Commemorating the life of Kim Jong Il


Comrades Dermot Hudson, Andy Brooks, Michael Chant and Mun Myong Sin




By New Worker correspondent

FRIENDS of Korea met in London’s historic Marx House last Saturday to commemorate the life of Kim Jong Il, the Democratic Korean leader who sadly passed away in December. But this was no solemn occasion but a celebration of the life of a revolutionary devoted to the Workers Party of Korea and the democratic people’s republic that has been a red bastion in Asia since its foundation in 1948.
            New Communist Party leader Andy Brooks, who chaired the meeting, said it was fitting that we should recall the life and work of Kim Jong Il in the building where Britain’s first Marxists, like Harry Quelch, worked and provided Lenin with rooms to edit and print the underground Russian paper, Iskra, when the Bolshevik leader lived in exile in London.
            The event, organised by the Friends of Korea committee, began with a short documentary film about Mount Myohyang, a national park in Democratic Korea that Kim Jong Il personally helped to conserve for the Korean people. This was followed by contributions from two leading members of the friendship committee on the life of Kim Jong Il.
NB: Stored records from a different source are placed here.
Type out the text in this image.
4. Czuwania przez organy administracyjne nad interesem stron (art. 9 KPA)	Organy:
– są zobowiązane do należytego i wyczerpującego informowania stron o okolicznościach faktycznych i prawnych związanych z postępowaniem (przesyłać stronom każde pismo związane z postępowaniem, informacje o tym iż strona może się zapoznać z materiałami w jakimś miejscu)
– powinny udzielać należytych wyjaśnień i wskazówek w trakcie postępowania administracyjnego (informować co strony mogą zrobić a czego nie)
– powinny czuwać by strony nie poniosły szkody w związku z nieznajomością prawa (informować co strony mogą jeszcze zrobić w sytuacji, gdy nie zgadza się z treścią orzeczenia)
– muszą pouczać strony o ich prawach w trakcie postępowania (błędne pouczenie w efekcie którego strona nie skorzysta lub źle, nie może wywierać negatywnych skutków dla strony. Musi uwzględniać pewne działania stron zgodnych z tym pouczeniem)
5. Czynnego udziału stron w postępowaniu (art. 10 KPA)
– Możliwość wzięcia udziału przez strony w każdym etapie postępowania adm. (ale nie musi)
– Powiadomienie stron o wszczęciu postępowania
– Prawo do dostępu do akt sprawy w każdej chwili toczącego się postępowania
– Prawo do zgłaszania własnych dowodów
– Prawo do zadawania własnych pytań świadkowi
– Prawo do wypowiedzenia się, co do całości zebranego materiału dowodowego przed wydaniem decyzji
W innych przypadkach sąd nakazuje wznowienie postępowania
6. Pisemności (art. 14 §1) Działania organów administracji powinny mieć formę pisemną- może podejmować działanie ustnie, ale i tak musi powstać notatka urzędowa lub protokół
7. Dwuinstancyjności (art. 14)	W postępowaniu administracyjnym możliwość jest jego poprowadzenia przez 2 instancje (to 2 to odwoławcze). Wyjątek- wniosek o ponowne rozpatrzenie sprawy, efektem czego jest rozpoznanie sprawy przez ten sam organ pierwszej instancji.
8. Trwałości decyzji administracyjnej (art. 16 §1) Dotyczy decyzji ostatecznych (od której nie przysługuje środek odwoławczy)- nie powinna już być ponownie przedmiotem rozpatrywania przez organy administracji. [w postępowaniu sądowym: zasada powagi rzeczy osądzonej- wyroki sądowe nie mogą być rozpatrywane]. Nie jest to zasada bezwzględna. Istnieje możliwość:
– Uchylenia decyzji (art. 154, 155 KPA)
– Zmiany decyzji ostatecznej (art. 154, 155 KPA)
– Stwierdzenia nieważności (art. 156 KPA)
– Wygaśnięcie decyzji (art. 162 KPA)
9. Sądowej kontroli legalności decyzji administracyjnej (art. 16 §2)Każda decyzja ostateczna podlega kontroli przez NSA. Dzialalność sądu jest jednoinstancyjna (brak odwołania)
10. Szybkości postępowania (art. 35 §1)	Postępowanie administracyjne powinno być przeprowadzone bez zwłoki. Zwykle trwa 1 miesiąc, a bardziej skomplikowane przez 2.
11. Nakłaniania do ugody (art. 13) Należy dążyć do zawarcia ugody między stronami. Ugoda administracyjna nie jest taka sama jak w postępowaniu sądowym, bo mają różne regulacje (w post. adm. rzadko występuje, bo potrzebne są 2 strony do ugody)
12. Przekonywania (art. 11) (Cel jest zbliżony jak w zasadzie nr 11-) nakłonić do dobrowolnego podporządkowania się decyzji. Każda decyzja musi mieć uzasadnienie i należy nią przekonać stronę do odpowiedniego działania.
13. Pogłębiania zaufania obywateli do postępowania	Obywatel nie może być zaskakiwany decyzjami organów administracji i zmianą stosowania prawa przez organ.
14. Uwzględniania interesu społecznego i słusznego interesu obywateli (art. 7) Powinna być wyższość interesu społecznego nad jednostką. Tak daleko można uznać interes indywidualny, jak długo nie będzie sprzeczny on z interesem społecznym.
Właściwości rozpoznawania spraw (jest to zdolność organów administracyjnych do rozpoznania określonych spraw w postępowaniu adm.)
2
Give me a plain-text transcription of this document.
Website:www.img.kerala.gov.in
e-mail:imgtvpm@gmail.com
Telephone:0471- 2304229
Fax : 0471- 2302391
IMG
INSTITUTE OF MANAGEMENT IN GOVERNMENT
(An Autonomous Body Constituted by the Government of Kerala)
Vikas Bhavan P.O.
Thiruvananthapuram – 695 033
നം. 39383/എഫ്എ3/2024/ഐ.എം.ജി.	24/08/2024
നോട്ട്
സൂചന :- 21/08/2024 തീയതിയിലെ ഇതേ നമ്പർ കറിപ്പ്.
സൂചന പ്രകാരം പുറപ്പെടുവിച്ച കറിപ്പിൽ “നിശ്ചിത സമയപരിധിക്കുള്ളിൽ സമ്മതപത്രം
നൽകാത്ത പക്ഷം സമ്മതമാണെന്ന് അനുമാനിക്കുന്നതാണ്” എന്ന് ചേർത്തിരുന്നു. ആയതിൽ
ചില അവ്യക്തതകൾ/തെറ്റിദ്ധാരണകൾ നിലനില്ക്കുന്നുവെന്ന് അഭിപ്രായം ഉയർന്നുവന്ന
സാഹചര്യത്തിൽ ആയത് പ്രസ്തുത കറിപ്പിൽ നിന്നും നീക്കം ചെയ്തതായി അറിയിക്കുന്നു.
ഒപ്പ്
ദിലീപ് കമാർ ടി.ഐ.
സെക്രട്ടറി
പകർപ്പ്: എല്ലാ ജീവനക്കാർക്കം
Michael Chant from the Revolutionary Communist Party of Britain (ML) spoke about the Korean leader’s efforts in building the Korean communist movement over the decades while Dermot Hudson of the Korean Friendship Association opened on the development of the Juche idea and Songun politics under the direction of Kim Jong Il.
 Comrade Mun Myong Sin, a diplomat from the London embassy of the DPR Korea then joined the panel for a question and answer session which developed into a general discussion on life in Democratic Korea today.
The Co-ordinating Committee of Friends of Korea consists of the European Regional Society for the Study of the Juche Idea, UK Korean Friendship Association, New Communist Party of Britain, Revolutionary Communist Party of Britain (Marxist-Leninist) and the Socialist Labour Party, and another meeting is planned for March.